Aussicht im 2. Basislager
An dieser Stelle muss ich auch einmal mein Staunen darüber zum Ausdruck bringen, welche
fast unmenschliche Leistung die Träger Tag für Tag ablieferten. Morgens bereiteten sie unser
Frühstück und warteten, bis wir fertig gegessen hatten. Dann machten wir uns auf den Weg
für die jeweils nächste Etappe. Sie hingegen bauten die Zelte ab, verstauten das ganze Equipment in große Säcke mit ca. 20 Kg und packten sich diese Säcke auf den Rücken. Dann begannen
sie, den gleichen Weg zu gehen, der wir für die jeweils nächste Etappe zurücklegen mussten –
und dies mit einer Leichtigkeit und einer Geschwindigkeit, die mir absolut unglaublich ­erschien.

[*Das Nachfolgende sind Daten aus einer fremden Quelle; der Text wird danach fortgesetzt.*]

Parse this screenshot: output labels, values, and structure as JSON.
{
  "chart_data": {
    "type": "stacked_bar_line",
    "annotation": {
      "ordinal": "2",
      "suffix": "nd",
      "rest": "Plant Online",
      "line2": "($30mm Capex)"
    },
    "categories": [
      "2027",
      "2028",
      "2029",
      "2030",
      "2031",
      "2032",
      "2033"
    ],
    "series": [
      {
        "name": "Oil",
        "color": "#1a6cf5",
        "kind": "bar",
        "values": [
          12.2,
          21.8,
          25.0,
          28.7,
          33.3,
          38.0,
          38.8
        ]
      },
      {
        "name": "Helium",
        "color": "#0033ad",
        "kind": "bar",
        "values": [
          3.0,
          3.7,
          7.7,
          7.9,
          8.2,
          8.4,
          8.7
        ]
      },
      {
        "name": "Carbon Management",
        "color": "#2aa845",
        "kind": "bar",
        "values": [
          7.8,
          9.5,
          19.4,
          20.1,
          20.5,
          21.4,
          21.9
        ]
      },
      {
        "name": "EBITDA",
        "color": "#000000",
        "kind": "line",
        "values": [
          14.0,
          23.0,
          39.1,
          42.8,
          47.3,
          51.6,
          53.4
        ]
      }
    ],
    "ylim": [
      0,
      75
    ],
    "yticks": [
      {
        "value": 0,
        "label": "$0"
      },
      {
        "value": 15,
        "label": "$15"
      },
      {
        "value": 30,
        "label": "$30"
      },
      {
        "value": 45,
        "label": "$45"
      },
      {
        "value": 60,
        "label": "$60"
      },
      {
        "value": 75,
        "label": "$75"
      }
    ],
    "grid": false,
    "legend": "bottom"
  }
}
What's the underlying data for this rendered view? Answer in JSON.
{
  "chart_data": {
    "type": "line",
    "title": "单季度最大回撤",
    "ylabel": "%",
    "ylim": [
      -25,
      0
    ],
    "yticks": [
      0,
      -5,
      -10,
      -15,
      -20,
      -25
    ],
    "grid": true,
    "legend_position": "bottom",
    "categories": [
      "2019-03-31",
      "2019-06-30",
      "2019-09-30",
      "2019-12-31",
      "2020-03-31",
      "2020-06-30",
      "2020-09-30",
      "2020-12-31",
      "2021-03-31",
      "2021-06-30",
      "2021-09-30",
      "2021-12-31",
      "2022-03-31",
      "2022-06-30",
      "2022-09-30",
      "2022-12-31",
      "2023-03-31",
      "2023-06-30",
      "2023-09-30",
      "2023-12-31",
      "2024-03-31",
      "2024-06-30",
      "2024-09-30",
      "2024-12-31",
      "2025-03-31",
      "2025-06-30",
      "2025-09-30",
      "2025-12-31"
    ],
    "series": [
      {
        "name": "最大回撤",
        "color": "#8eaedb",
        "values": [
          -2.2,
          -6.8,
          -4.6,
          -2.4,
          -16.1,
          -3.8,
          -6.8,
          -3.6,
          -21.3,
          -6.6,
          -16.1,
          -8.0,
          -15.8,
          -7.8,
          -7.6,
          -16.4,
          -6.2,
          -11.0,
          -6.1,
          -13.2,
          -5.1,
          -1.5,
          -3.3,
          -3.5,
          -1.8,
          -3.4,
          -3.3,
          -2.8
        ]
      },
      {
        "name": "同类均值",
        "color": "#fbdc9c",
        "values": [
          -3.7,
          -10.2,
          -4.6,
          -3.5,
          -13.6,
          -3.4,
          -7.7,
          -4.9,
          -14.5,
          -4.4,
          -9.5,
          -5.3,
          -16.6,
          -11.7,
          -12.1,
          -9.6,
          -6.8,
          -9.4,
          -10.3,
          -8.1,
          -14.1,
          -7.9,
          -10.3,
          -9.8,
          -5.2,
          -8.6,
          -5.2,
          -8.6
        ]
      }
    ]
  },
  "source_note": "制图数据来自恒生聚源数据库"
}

So überholten sie uns nach kurzer Zeit und zogen an uns vorbei, um im nächsten Halt oder im
nächsten Camp ein Zelt für unser Mittag- oder Abendessen aufzubauen und das Essen zuzubereiten. Sie waren in der Regel so schnell, dass alles fix und fertig war, wenn wir endlich fix
und fertig von unserer Tagesetappe kamen und uns auf einen heißen Tee und ein leckeres
­Essen freuten.
Da täglich aber mehrere Gruppen auf dem Inka-Trail unterwegs sind und zu jeder Gruppe
mehrere Träger gehören, laufen alles in allem rund 500 Personen pro Tag auf dem Trail. So
kommt es, dass man als Wanderer ständig von Trägern überholt wird und so immer wieder vor
Augen geführt bekommt, wie sie mit 20 Kilo auf dem Rücken in gazellenartiger Leichtigkeit
über die Stufen springen, die einem selbst das Grauen ins Gesicht und die Luft aus der Lunge
zwingen.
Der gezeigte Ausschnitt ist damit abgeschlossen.